Before behavioral economics, there was classical economics which, “assumes people are rational, utility-maximizing decision-makers with consistent preferences, correct expectations, and unbiased beliefs; in economic parlance, everyone is homo economicus, ‘economic human.'”
John McMahon, the reviewer, goes on:
Behavioral economics, on the other hand, takes into account the “bounded rationality, bounded willpower, and bounded self-interest” of real humans—the propensity to be affected by perceptions, psychological factors, and other influences supposedly irrelevant to the neoclassical economic actor.
What behavioral economics gets right is human psychology. But it remains misguided, McMahon says, because it sticks to a blind faith in the marketization of every kind of thing.
Nearly everything, from behavioral economics’ standpoint, becomes a qualitatively similar choice. Choosing a mortgage belongs to the same category as choosing a spouse. Body weight is represented as a problem to be solved in the same way one might encourage people to save more for retirement.
And:
Thaler situates regular purchases—buying lunch, groceries, and clothing—on the same list as high-stakes, infrequently occurring acquisitions, such as “cars, homes, careers choices, and spouses.” There is a revealing slip in this last example: Thaler describes this spectrum as “a list of products” arranged by purchase frequency, then ends the list with choosing a spouse.

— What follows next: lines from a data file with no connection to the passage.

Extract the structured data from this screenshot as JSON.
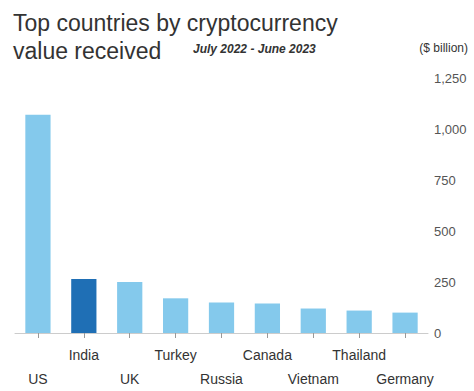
{
  "chart_data": {
    "type": "bar",
    "title": "Top countries by cryptocurrency value received",
    "subtitle": "July 2022 - June 2023",
    "y_label": "($ billion)",
    "categories": [
      "US",
      "India",
      "UK",
      "Turkey",
      "Russia",
      "Canada",
      "Vietnam",
      "Thailand",
      "Germany"
    ],
    "values": [
      1070,
      265,
      250,
      170,
      150,
      145,
      120,
      110,
      100
    ],
    "colors": [
      "#84c9ec",
      "#1f6fb5",
      "#84c9ec",
      "#84c9ec",
      "#84c9ec",
      "#84c9ec",
      "#84c9ec",
      "#84c9ec",
      "#84c9ec"
    ],
    "ylim": [
      0,
      1250
    ],
    "yticks": [
      0,
      250,
      500,
      750,
      1000,
      1250
    ],
    "grid": false
  }
}
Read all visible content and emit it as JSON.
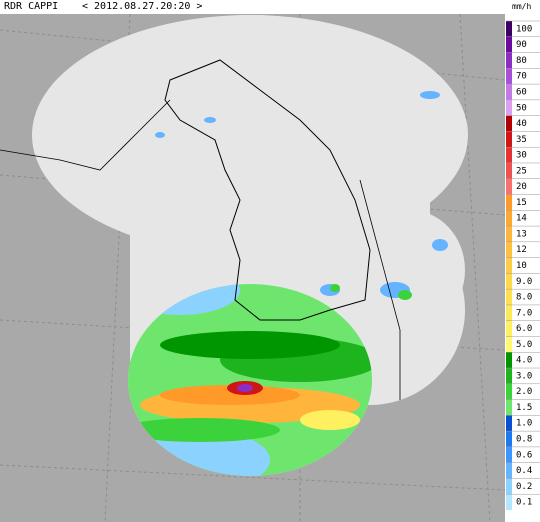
{
  "header": {
    "title": "RDR CAPPI",
    "datetime": "< 2012.08.27.20:20 >"
  },
  "legend": {
    "unit": "mm/h",
    "items": [
      {
        "label": "100",
        "color": "#3c0064"
      },
      {
        "label": "90",
        "color": "#6a0aa0"
      },
      {
        "label": "80",
        "color": "#8c2ec4"
      },
      {
        "label": "70",
        "color": "#a850d8"
      },
      {
        "label": "60",
        "color": "#c47ae6"
      },
      {
        "label": "50",
        "color": "#dca0f0"
      },
      {
        "label": "40",
        "color": "#b40000"
      },
      {
        "label": "35",
        "color": "#d21414"
      },
      {
        "label": "30",
        "color": "#e63232"
      },
      {
        "label": "25",
        "color": "#f05050"
      },
      {
        "label": "20",
        "color": "#f87070"
      },
      {
        "label": "15",
        "color": "#ff9a28"
      },
      {
        "label": "14",
        "color": "#ffa830"
      },
      {
        "label": "13",
        "color": "#ffb43c"
      },
      {
        "label": "12",
        "color": "#ffc040"
      },
      {
        "label": "10",
        "color": "#ffcc48"
      },
      {
        "label": "9.0",
        "color": "#ffd84c"
      },
      {
        "label": "8.0",
        "color": "#ffe050"
      },
      {
        "label": "7.0",
        "color": "#ffe858"
      },
      {
        "label": "6.0",
        "color": "#fff060"
      },
      {
        "label": "5.0",
        "color": "#fff870"
      },
      {
        "label": "4.0",
        "color": "#009600"
      },
      {
        "label": "3.0",
        "color": "#1eb41e"
      },
      {
        "label": "2.0",
        "color": "#3cd23c"
      },
      {
        "label": "1.5",
        "color": "#6ee66e"
      },
      {
        "label": "1.0",
        "color": "#0a50d2"
      },
      {
        "label": "0.8",
        "color": "#1e78f0"
      },
      {
        "label": "0.6",
        "color": "#3c96ff"
      },
      {
        "label": "0.4",
        "color": "#64b4ff"
      },
      {
        "label": "0.2",
        "color": "#8cd2ff"
      },
      {
        "label": "0.1",
        "color": "#b4e6ff"
      }
    ]
  }
}
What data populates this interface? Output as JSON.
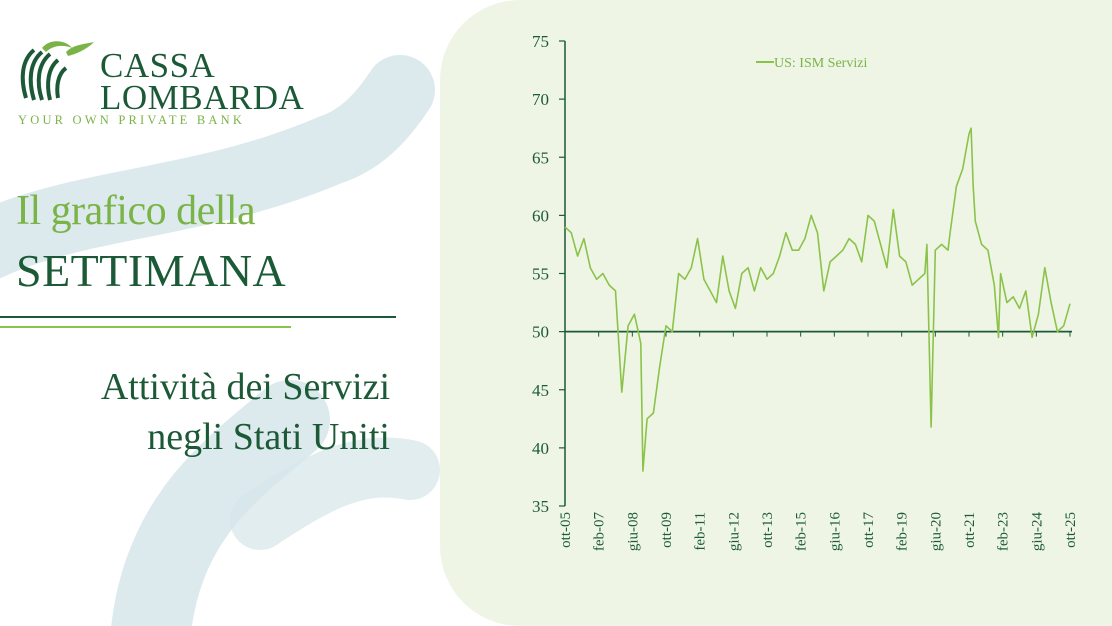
{
  "brand": {
    "name_line1": "CASSA",
    "name_line2": "LOMBARDA",
    "tagline": "YOUR OWN PRIVATE BANK"
  },
  "kicker": "Il grafico della",
  "headline": "SETTIMANA",
  "subtitle": {
    "line1": "Attività dei Servizi",
    "line2": "negli Stati Uniti"
  },
  "colors": {
    "dark_green": "#1c5a37",
    "light_green": "#7ab347",
    "series": "#8bc34a",
    "panel": "#eef5e4"
  },
  "chart_data": {
    "type": "line",
    "title": "",
    "xlabel": "",
    "ylabel": "",
    "ylim": [
      35,
      75
    ],
    "yticks": [
      35,
      40,
      45,
      50,
      55,
      60,
      65,
      70,
      75
    ],
    "xtick_labels": [
      "ott-05",
      "feb-07",
      "giu-08",
      "ott-09",
      "feb-11",
      "giu-12",
      "ott-13",
      "feb-15",
      "giu-16",
      "ott-17",
      "feb-19",
      "giu-20",
      "ott-21",
      "feb-23",
      "giu-24",
      "ott-25"
    ],
    "reference_line": 50,
    "legend": {
      "label": "US: ISM Servizi",
      "placement": "top-center"
    },
    "grid": false,
    "series": [
      {
        "name": "US: ISM Servizi",
        "x": [
          "2005-10",
          "2006-01",
          "2006-04",
          "2006-07",
          "2006-10",
          "2007-01",
          "2007-04",
          "2007-07",
          "2007-10",
          "2008-01",
          "2008-04",
          "2008-07",
          "2008-10",
          "2008-11",
          "2009-01",
          "2009-04",
          "2009-07",
          "2009-10",
          "2010-01",
          "2010-04",
          "2010-07",
          "2010-10",
          "2011-01",
          "2011-04",
          "2011-07",
          "2011-10",
          "2012-01",
          "2012-04",
          "2012-07",
          "2012-10",
          "2013-01",
          "2013-04",
          "2013-07",
          "2013-10",
          "2014-01",
          "2014-04",
          "2014-07",
          "2014-10",
          "2015-01",
          "2015-04",
          "2015-07",
          "2015-10",
          "2016-01",
          "2016-04",
          "2016-07",
          "2016-10",
          "2017-01",
          "2017-04",
          "2017-07",
          "2017-10",
          "2018-01",
          "2018-04",
          "2018-07",
          "2018-10",
          "2019-01",
          "2019-04",
          "2019-07",
          "2019-10",
          "2020-01",
          "2020-02",
          "2020-04",
          "2020-06",
          "2020-09",
          "2020-12",
          "2021-01",
          "2021-04",
          "2021-07",
          "2021-10",
          "2021-11",
          "2021-12",
          "2022-01",
          "2022-04",
          "2022-07",
          "2022-10",
          "2022-12",
          "2023-01",
          "2023-04",
          "2023-07",
          "2023-10",
          "2024-01",
          "2024-04",
          "2024-07",
          "2024-10",
          "2025-01",
          "2025-04",
          "2025-07",
          "2025-10"
        ],
        "y": [
          59.0,
          58.5,
          56.5,
          58.0,
          55.5,
          54.5,
          55.0,
          54.0,
          53.5,
          44.8,
          50.5,
          51.5,
          49.0,
          38.0,
          42.5,
          43.0,
          47.0,
          50.5,
          50.0,
          55.0,
          54.5,
          55.5,
          58.0,
          54.5,
          53.5,
          52.5,
          56.5,
          53.5,
          52.0,
          55.0,
          55.5,
          53.5,
          55.5,
          54.5,
          55.0,
          56.5,
          58.5,
          57.0,
          57.0,
          58.0,
          60.0,
          58.5,
          53.5,
          56.0,
          56.5,
          57.0,
          58.0,
          57.5,
          56.0,
          60.0,
          59.5,
          57.5,
          55.5,
          60.5,
          56.5,
          56.0,
          54.0,
          54.5,
          55.0,
          57.5,
          41.8,
          57.0,
          57.5,
          57.0,
          58.5,
          62.5,
          64.0,
          67.0,
          67.5,
          62.5,
          59.5,
          57.5,
          57.0,
          54.0,
          49.5,
          55.0,
          52.5,
          53.0,
          52.0,
          53.5,
          49.5,
          51.5,
          55.5,
          52.5,
          50.0,
          50.5,
          52.4
        ]
      }
    ]
  }
}
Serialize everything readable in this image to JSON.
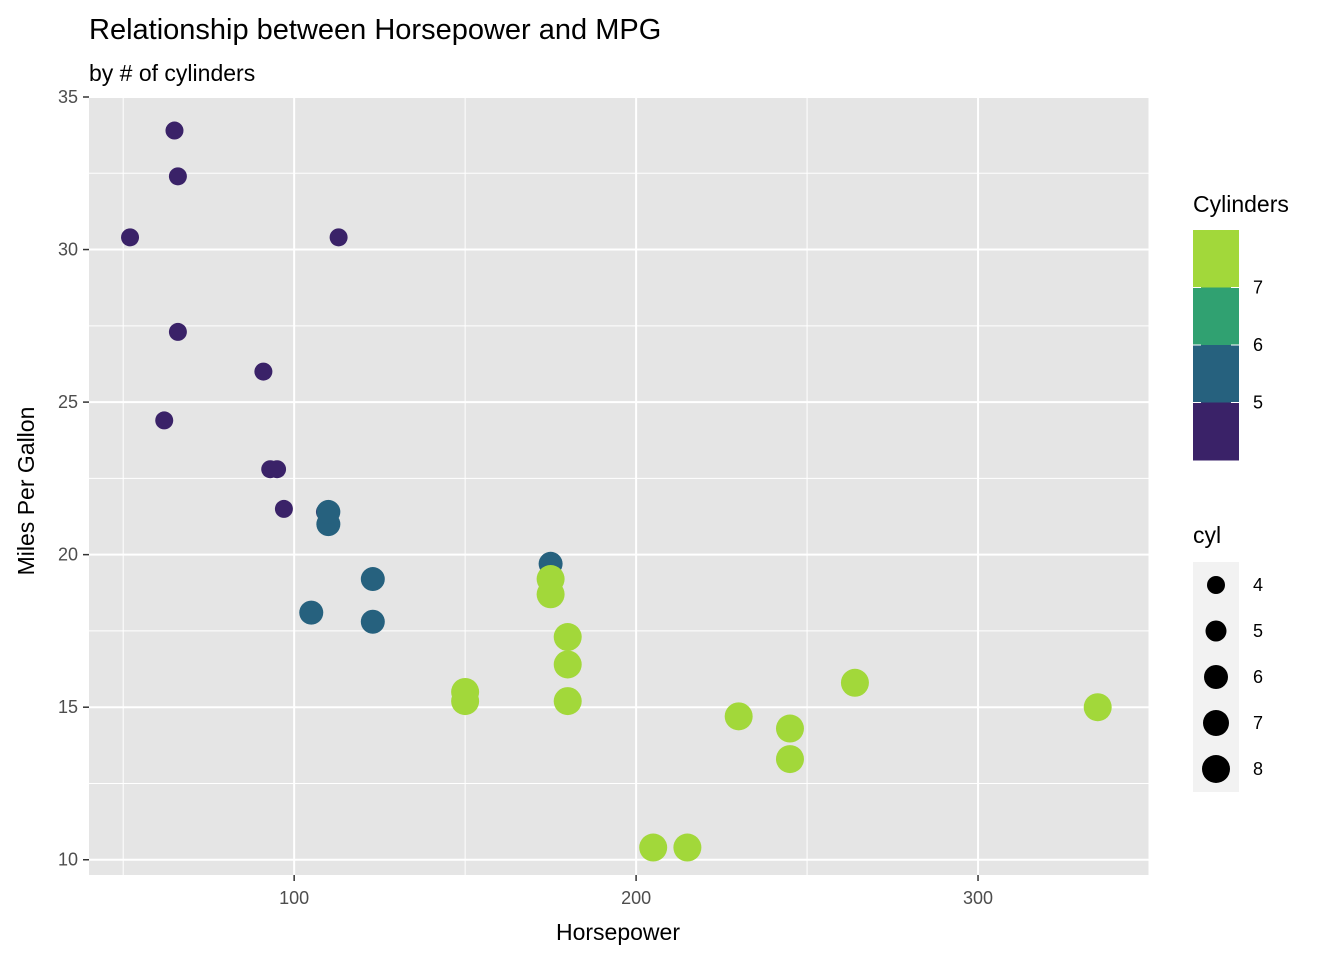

Surely, even in the most marketized dystopia, a spouse is not a product to be purchased?
So McMahon has some real problems with Thaler and behavioral economics:
There is nothing inherently economic to eating at a party with friends or building a relationship. Such activities, subjected to an economic frame by Thaler, are qualitatively different than shopping for groceries or buying a home insofar as their ends—joy, partnership, compassion, relaxation, and so on—are not the same as economic utility-maximization. They might even be read as attempts to gain respite from the ever-pressing market logic of the neoliberal world.